Rheinhessen und im speziellen Nierstein sind er und seine Familie immer treu geblieben. „Schauen Sie sich um, dieses Land ist gelebte kulturelle Vielfalt: Weinbau von den Römern, Lebensart von den Franzosen, gepaart mit deutscher Gründlichkeit und einem Tupfer Libanon.

Und das sind nur einige Aspekte. „Hier ist mein Zuhause, hier ist meine Zukunft“, betont Halil Ghazi.


„Das Team zählt, egal woher Du bist.“

 

Ein Platz. Ein Ball. Das Spiel geht los. Fußball bringt Menschen schnell und unkompliziert zusammen. Siege und Niederlagen werden gemeinsam gefeiert und ertragen – auch ohne viele Worte. Und speziell Migranten hilft dieser Sport, aufgrund der einfachen und international bekannten Regeln, in unserer Gesellschaft anzukommen. Denn wer sich persönlich kennt, baut Vorurteile ab und Verständnis auf.

Dabei können wir viel von unseren Jüngsten lernen. So wie von Charlotte, Ricardo und Oskar. Sie sind sieben Jahre alt. Kaum sind die drei Kinder auf dem Platz, spielen sie vor dem Tor. Dabei ist die Herkunft egal. Wichtig ist, dass gemeinsam gespielt wird. Aus diesem Zusammenhalt kann sich mehr entwickeln: „Rici ist mein Freund“, betont Oskar. Beide trainieren zweimal in der Woche auf dem Fußballfeld.

Ricardo hat portugiesische Wurzeln, bei den Geschwistern Oskar und Charlotte sind es deutsche. Sie stehen stellvertretend für viele Kinder und Jugendliche mit unterschiedlicher Herkunft, die im Jugendförderverein Rhein-Selz e.V. (JFV) spielen. Diese Vielfalt bereichert den Fußball – ohne dass die Kinder das extra betonen. Sie leben es einfach vor und halten im Team zusammen: Jungen und Mädchen, die teilweise aus den verschiedensten Regionen kommen. Da gibt es auch Streit, aber eher wegen verpasster Chancen vor dem Tor.
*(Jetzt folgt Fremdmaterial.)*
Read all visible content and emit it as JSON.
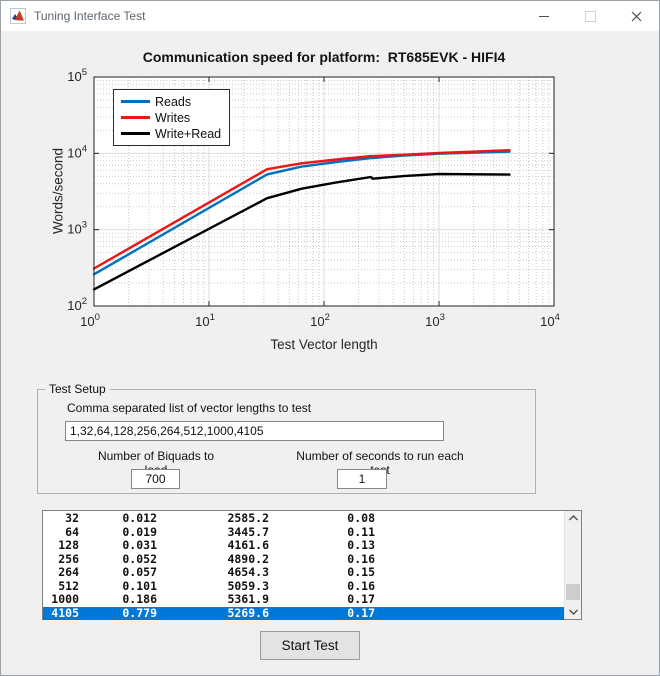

Und so wie das Miteinander im Fußball gelingt, kann auch das soziale Klima und Miteinander in Nierstein sein: Fußballvereine haben das Potential zum Lernort für gesellschaftliche Veränderungsprozesse zu werden – schreibt der Deutsche Fußballbund auf seiner Webseite. Und das ist das Besondere an diesem Sport: Die Anerkennung unter den Kindern und Jugendlichen gibt es auf dem Platz nicht aufgrund des sozialen Status oder der Herkunft. Was zählt ist, wie sich jedes Teammitglied für die gemeinsame Sache einsetzt. Diskriminierung und Hetze haben hier keinen Platz.

Anerkennung gebührt den Menschen, die sich täglich in Vereinen und Organisationen für eine vielfältige und respektvolle Alltagskultur einsetzen. Ohne viele Worte. Ganz einfach. So wie Charlotte, Ricardo und Oskar.